First, look at the extraction table https://github.com/IMISE/snik-csv2rdf/releases/download/0.2.0/he-main.csv.
As an example, lets use he:COBITInformationCriterion:
SubjektUri | SubjektDe | SubjektEn | SubjektAltDe | SubjektAltEn | ... |
---|---|---|---|---|---|
COBITInformationCriterion | CobiT Qualitätsmerkmal für Information, | COBIT Information Criterion | COBIT Business Requirements for Information | ... |
And this got translated to:
he:COBITInformationCriterion
rdfs:label "COBIT Information Criterion"@en ;
rdfs:label <CobiT%20Qualit%C3%A4tsmerkmal%20f%C3%BCr%20Information%20> ;
skos:altLabel "COBIT Business Requirements for Information"@en
...
So the Englisch label is not a problem (the skos:altLabel may already be fixed) but the German one is. Could it be because of the comma character? CSV is comma separated values so the field escaping may not be correct or incompatible between LibreOffice standard settings and tarql.
Let's test this hypothesis with http://www.snik.eu/ontology/he/EPK (by the way there seem to be two resources for this concept, see issue #255):
SubjektUri | SubjektDe | SubjektEn | ... |
---|---|---|---|
EPK | EPK | Ereignisgesteuerte Prozesskette | ... |
EPK | EPK | ereignisgesteuerte Prozesskette, Event-driven Process Chain | ... |
Gets transformed into:
he:EPK a owl:Class ;
rdfs:label "EPK"@de , "Ereignisgesteuerte Prozesskette"@en ;
rdfs:label <ereignisgesteuerte%20Prozesskette%20Event-driven%20Process%20Chain> ;
...
So this again looks like the comma is the problem.
In the CSV file, the label is enquoted using double quotes:
EPK,EPK,"ereignisgesteuerte Prozesskette, Event-driven Process Chain",,,EntityType,dc:source,he:Glossar,,,,,,,ereignisgesteuerte Prozesskette; Modellierungssprache für Geschäftsprozesse.,,,,0,,,,,,
It also seems to be at the correct place, as the rest of the column isn't shifted. So in this case there are two problems: (1) TARQL incorrectly models labels with commas as resources and (2) the extractor put two labels with different languages in the SubjektEN field, which should contain only a single Englisch label.
Execute the CSV2RDF process on he again:
SUBS="he"
in map
map
he/out/all.ttl
Das Label ist in all.ttl auch korrekterweise in ein Label transformiert.

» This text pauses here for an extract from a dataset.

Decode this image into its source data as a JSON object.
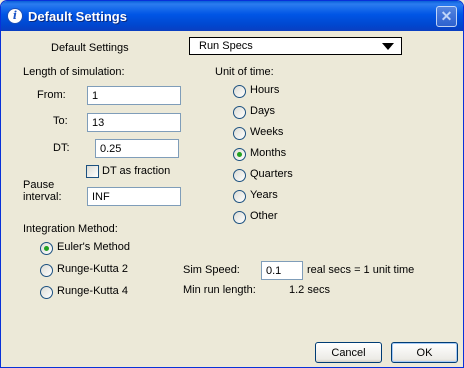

Es stehen immer noch zwei drin aber das ist ein Eingabefehler und sollte in der Konsolidierung behoben werden.
he:EPK
he:chapter he:INBAN ;
he:page "435"^^xsd:positiveInteger ;
meta:consolidated false ;
meta:subTopClass meta:EntityType ;
a owl:Class ;
rdfs:label "EPK"@de, "Ereignisgesteuerte Prozesskette"@en, "ereignisgesteuerte Prozesskette, Event-driven Process Chain"@en ;
skos:definition "Modellierungsprache für Geschäftsprozesse"@de, "ereignisgesteuerte Prozesskette; Modellierungssprache für Geschäftsprozesse."@de .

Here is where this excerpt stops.